# Calculating probability of landing on an area of a distribution from any other area

I wish to calculate the probability of landing anywhere under a distribution curve, after already moving to a different "area" under the curve.

For example, suppose I have a large dataset of how much a stock, X, moves from its open price each day, in dollars, and come up with this:

In dollar amounts, how much price closes upwards/downwards relative to its daily open price:

1+               50
0.75 to <1       100
0.5 to <0.75     200
0.25 to <0.5     500
0 to <0.25       800
-0.25 to <0      800
-0.5 to <-0.25:  500
-0.75 to <-0.5:  200
-1 to <-0.75:    100
-1-:             50



So this distribution is of course generated from the "open" price, and its likelihood to end up in any of the areas, such as 0.25 to <0.5 is 500 of the total # of days analyzed.

However, how can I be able to analyze the movement after it already "deviates" from the open? Say, let's say price right now is at the 0.25 to <0.5 area, and the day has not closed yet.

How can I calculate the probabilities of a move to 0.5 to <0.75, or a move downwards instead, while I am currently at the 0.25 to <0.5 level, for example?
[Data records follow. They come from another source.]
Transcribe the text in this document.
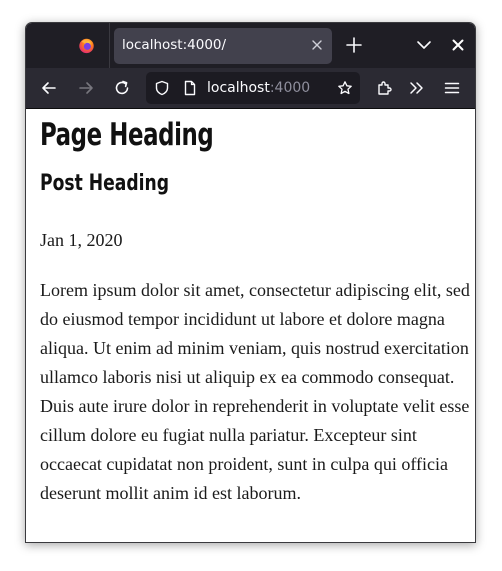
localhost:4000/
localhost:4000
Page Heading
Post Heading
Jan 1, 2020

Lorem ipsum dolor sit amet, consectetur adipiscing elit, sed do eiusmod tempor incididunt ut labore et dolore magna aliqua. Ut enim ad minim veniam, quis nostrud exercitation ullamco laboris nisi ut aliquip ex ea commodo consequat. Duis aute irure dolor in reprehenderit in voluptate velit esse cillum dolore eu fugiat nulla pariatur. Excepteur sint occaecat cupidatat non proident, sunt in culpa qui officia deserunt mollit anim id est laborum.
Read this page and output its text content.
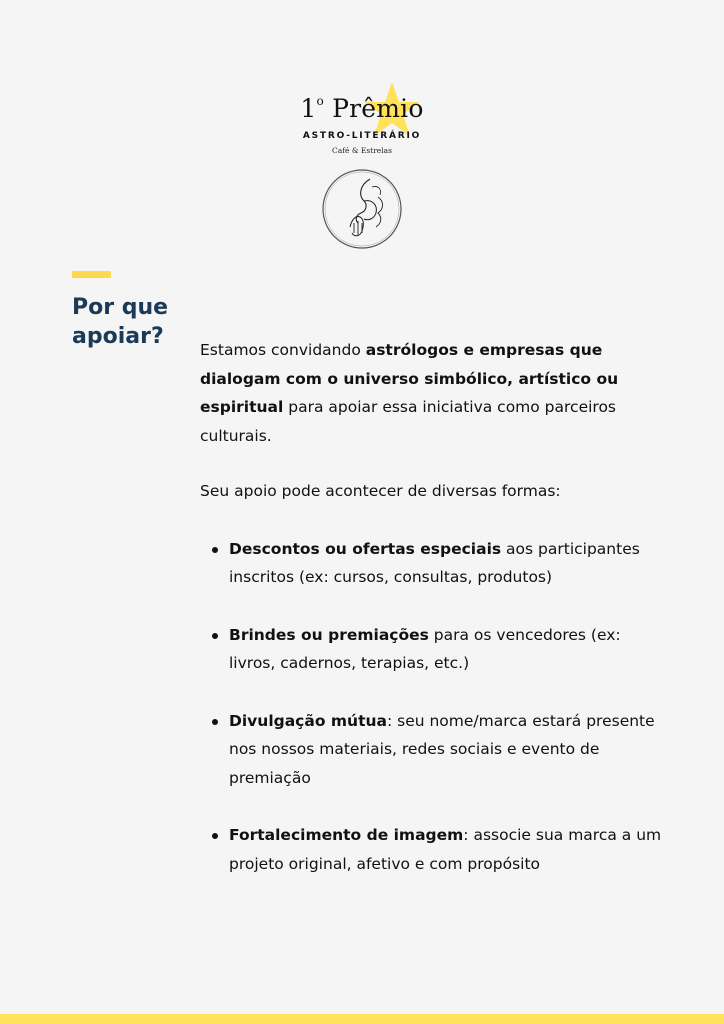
1$^o$ Prêmio
ASTRO-LITERÁRIO
Café & Estrelas
Por que apoiar?

Estamos convidando astrólogos e empresas que dialogam com o universo simbólico, artístico ou espiritual para apoiar essa iniciativa como parceiros culturais.

Seu apoio pode acontecer de diversas formas:

Descontos ou ofertas especiais aos participantes inscritos (ex: cursos, consultas, produtos)
Brindes ou premiações para os vencedores (ex: livros, cadernos, terapias, etc.)
Divulgação mútua: seu nome/marca estará presente nos nossos materiais, redes sociais e evento de premiação
Fortalecimento de imagem: associe sua marca a um projeto original, afetivo e com propósito
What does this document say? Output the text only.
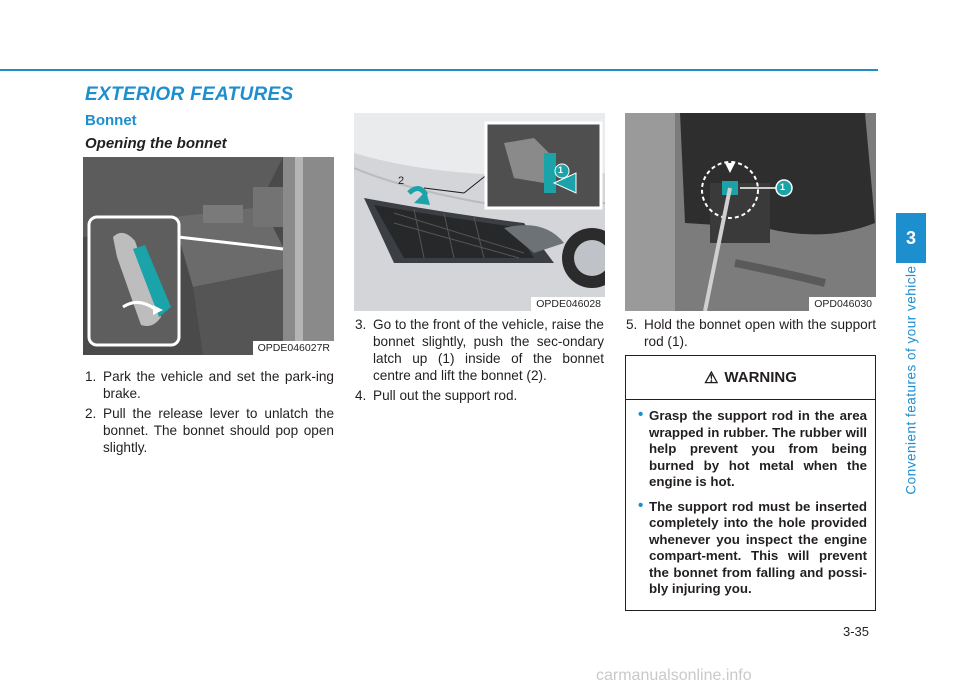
EXTERIOR FEATURES
Bonnet
Opening the bonnet
OPDE046027R
2
1
OPDE046028
1
OPD046030
1. Park the vehicle and set the park-ing brake.
2. Pull the release lever to unlatch the bonnet. The bonnet should pop open slightly.
3. Go to the front of the vehicle, raise the bonnet slightly, push the sec-ondary latch up (1) inside of the bonnet centre and lift the bonnet (2).
4. Pull out the support rod.
5. Hold the bonnet open with the support rod (1).
⚠ WARNING
• Grasp the support rod in the area wrapped in rubber. The rubber will help prevent you from being burned by hot metal when the engine is hot.
• The support rod must be inserted completely into the hole provided whenever you inspect the engine compart-ment. This will prevent the bonnet from falling and possi-bly injuring you.
3
Convenient features of your vehicle
3-35
carmanualsonline.info
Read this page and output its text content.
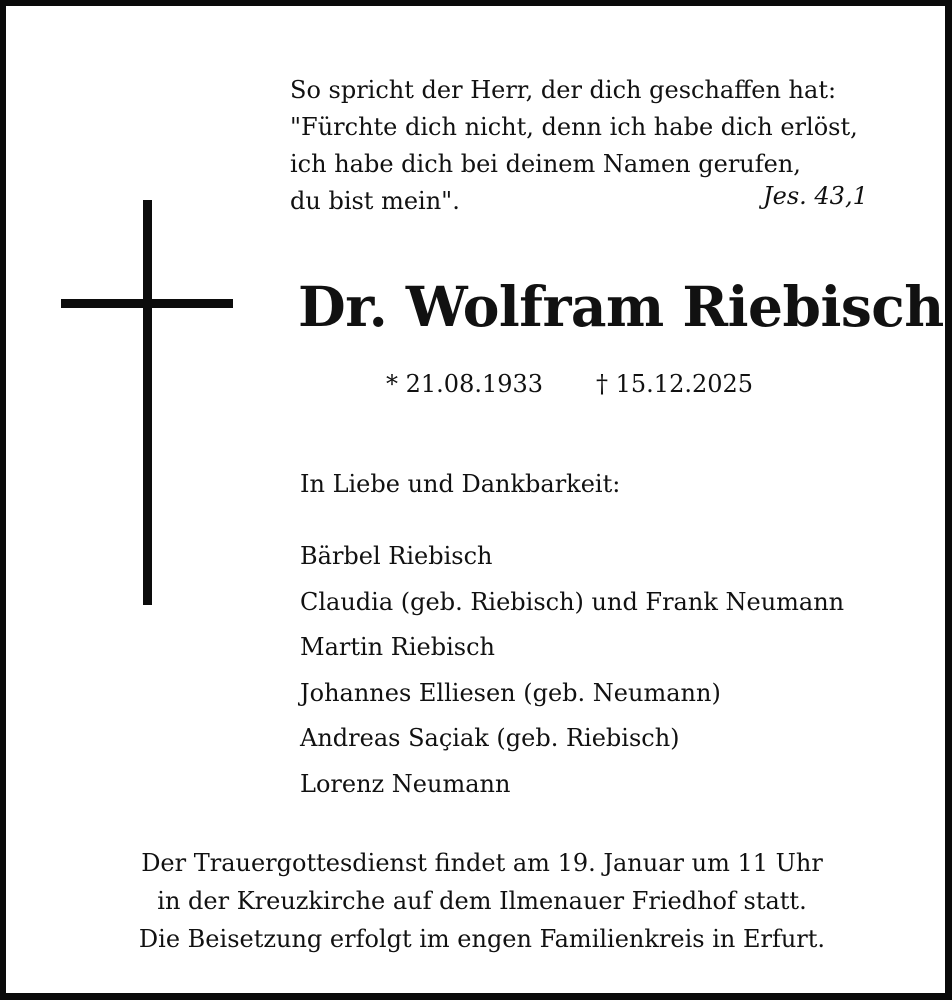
So spricht der Herr, der dich geschaffen hat:
"Fürchte dich nicht, denn ich habe dich erlöst,
ich habe dich bei deinem Namen gerufen,
du bist mein".	Jes. 43,1
Dr. Wolfram Riebisch
* 21.08.1933 † 15.12.2025
In Liebe und Dankbarkeit:
Bärbel Riebisch
Claudia (geb. Riebisch) und Frank Neumann
Martin Riebisch
Johannes Elliesen (geb. Neumann)
Andreas Saçiak (geb. Riebisch)
Lorenz Neumann
Der Trauergottesdienst findet am 19. Januar um 11 Uhr
in der Kreuzkirche auf dem Ilmenauer Friedhof statt.
Die Beisetzung erfolgt im engen Familienkreis in Erfurt.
• I think that what you're asking about is the conditional probability of closing at some bracket given that some other bracket has been reached at some point in the day; do you have this data in your data set, or only open/close prices? Oct 4 '20 at 11:32
• @ItamarMushkin That sounds quite like what I'm trying to figure out how to do. I have the dataset of how much the close price deviates from the open price, which would give me a distribution seen close to what I've tried to emulate above. My struggle is, the % of time to close within each bracket is of course calculated from the open price. The probability is of course not the same, when price already moves, to say, the 0.5 to <0.75 bracket mid-day. Therefore I'd love to be able to calculate the "updated" probability of its likelihood to close within any higher/lower bracket given this move. Oct 4 '20 at 19:30

Let $$t$$ be the fraction of today's expected trades that haven't happened yet, calculated from the charts of historical trade volumes at different times of day.
Then $$\sqrt{t}$$ times the standard deviation for one day's price move gives the standard deviation for the remainder of today, according to the standard assumptions of Brownian motion or geometric Brownian motion.
So one simple reasonable way to convert the above table for 1 day into a table for $$t$$ days is to keep the right column fixed, and multiply the ranges in the left column of the table by $$\sqrt{t}$$.